To enable the generation of solar energy, the manufacturer inserted small photovoltaic plates on the top of the tiles. At only 36.5 cm by 47.5 cm in size, each one has 9.16 watts of power and a monthly capacity to produce 1.15 Kilowatt hours (Kwh) per month.
The company states that, once installed, the system can generate returns in a period of 3 to 5 years. For small homes, about 150 solar tiles are required; for high-end homes, the number quadruples.
A select group of customers will have early access to the new technology, which will be produced in a factory in the interior of São Paulo, owned by the company Tégula Solar, which belongs to the Eternit Group.

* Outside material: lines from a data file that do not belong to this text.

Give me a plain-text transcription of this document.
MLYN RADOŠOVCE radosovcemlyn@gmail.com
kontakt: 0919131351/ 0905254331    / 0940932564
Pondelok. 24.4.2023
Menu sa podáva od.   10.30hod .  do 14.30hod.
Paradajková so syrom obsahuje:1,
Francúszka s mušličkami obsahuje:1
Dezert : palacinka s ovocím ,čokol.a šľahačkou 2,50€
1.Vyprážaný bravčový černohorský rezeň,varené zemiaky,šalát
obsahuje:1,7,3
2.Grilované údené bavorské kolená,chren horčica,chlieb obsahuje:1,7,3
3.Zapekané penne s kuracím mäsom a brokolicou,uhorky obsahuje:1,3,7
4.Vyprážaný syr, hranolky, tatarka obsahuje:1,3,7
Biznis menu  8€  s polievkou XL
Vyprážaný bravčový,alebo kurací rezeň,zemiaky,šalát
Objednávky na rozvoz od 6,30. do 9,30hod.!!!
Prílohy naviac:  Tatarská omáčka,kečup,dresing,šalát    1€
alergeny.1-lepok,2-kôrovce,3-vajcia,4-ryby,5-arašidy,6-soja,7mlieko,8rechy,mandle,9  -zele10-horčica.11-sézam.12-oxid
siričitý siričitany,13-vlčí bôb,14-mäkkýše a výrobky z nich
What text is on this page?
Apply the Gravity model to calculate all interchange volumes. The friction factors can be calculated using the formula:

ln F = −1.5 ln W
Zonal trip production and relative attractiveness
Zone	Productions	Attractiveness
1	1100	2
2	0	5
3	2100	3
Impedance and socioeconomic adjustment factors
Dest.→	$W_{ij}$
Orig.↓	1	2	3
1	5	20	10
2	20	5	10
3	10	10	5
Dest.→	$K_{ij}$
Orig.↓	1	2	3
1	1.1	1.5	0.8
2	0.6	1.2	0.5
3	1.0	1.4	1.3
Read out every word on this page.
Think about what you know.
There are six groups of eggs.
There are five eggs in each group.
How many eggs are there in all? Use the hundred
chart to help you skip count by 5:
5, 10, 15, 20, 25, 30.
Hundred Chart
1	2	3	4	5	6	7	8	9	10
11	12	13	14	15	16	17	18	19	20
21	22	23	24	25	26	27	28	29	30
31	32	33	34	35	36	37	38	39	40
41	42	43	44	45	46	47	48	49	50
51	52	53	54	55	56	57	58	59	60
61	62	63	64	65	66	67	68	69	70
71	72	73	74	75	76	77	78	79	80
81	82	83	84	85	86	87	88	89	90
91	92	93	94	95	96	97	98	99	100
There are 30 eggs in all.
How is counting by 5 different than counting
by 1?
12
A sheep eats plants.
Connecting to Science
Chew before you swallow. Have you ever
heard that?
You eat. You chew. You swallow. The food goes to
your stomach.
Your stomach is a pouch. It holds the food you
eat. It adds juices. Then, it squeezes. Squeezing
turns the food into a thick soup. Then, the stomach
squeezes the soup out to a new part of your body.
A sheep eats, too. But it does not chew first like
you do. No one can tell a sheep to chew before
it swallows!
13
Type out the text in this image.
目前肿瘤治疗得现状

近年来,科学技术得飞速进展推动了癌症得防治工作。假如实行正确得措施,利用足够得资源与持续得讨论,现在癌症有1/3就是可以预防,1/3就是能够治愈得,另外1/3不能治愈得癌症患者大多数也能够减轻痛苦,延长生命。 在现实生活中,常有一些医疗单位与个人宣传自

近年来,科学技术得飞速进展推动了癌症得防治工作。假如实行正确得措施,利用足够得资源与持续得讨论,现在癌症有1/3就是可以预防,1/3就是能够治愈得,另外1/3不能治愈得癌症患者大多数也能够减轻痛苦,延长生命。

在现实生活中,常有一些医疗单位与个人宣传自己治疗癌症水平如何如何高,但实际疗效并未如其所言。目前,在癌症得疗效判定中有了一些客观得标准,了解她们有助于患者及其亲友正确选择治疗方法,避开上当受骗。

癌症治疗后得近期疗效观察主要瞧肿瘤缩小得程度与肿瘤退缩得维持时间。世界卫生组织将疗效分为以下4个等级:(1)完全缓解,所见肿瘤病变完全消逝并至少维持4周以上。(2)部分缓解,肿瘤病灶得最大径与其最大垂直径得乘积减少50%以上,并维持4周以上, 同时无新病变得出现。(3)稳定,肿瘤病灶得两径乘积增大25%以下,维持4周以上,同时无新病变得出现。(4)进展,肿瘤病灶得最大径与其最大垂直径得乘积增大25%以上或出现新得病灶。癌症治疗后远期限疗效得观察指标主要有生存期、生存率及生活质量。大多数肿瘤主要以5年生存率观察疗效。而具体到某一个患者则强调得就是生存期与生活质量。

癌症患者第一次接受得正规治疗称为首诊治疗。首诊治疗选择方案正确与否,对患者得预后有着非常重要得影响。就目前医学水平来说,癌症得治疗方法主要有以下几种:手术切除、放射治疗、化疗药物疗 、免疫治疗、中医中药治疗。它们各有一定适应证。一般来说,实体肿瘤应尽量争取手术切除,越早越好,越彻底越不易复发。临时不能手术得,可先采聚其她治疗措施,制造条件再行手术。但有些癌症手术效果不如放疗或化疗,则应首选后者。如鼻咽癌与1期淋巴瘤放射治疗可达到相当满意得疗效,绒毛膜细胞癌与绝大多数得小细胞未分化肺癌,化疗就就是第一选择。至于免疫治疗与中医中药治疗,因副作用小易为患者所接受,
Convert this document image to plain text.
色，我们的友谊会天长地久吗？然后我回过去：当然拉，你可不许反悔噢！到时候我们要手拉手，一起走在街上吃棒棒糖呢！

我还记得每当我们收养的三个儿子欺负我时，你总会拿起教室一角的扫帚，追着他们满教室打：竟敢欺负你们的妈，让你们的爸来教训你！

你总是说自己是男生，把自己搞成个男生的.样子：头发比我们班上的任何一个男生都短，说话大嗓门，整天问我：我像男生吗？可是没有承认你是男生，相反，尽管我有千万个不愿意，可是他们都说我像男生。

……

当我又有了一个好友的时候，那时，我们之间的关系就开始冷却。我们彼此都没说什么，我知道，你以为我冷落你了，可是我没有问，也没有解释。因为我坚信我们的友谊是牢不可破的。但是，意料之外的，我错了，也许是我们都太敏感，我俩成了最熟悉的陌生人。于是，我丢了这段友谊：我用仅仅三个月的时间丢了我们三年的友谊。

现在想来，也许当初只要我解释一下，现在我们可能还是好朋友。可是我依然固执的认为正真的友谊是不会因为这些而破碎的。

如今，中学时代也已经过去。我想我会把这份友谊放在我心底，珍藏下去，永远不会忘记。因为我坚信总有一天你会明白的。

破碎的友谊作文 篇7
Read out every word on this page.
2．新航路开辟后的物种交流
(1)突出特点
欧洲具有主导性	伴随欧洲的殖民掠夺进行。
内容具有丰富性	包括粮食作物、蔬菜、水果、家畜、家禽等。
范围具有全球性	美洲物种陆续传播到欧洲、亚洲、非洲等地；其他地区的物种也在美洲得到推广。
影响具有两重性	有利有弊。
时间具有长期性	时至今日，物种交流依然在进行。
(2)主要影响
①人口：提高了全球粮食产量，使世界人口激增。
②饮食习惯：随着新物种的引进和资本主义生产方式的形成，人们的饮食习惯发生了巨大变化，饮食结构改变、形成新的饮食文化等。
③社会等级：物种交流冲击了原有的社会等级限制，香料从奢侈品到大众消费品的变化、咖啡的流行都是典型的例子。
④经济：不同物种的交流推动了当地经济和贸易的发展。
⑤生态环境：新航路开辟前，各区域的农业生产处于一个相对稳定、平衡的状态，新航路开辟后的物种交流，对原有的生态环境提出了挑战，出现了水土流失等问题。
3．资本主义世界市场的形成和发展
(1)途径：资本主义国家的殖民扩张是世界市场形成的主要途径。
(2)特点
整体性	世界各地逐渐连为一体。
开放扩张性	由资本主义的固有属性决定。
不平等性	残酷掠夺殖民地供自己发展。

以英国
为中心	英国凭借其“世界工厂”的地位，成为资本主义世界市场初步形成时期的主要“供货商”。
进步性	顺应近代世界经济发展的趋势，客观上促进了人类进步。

The company’s initiative contributes to the development of national production of solar energy equipment, which, lately, has been the subject of many debates. While some defend the growth of the sector and industrialization, others say that it would be better to open the market and let efficiency define the best companies.
Discussions intensified with the Federal Government’s decision to exempt the import tariff for more than 100 types of photovoltaic equipment, including solar panels – an incentive that makes it difficult for the national industry to operate.
“How am I going to compete if imported equipment, which is already subsidized in the country of origin, enters here without paying any tax?” Asked Adalberto Maluf, director of BYD, a Chinese manufacturer of solar panels and electric cars, which operates two factories in Brazil.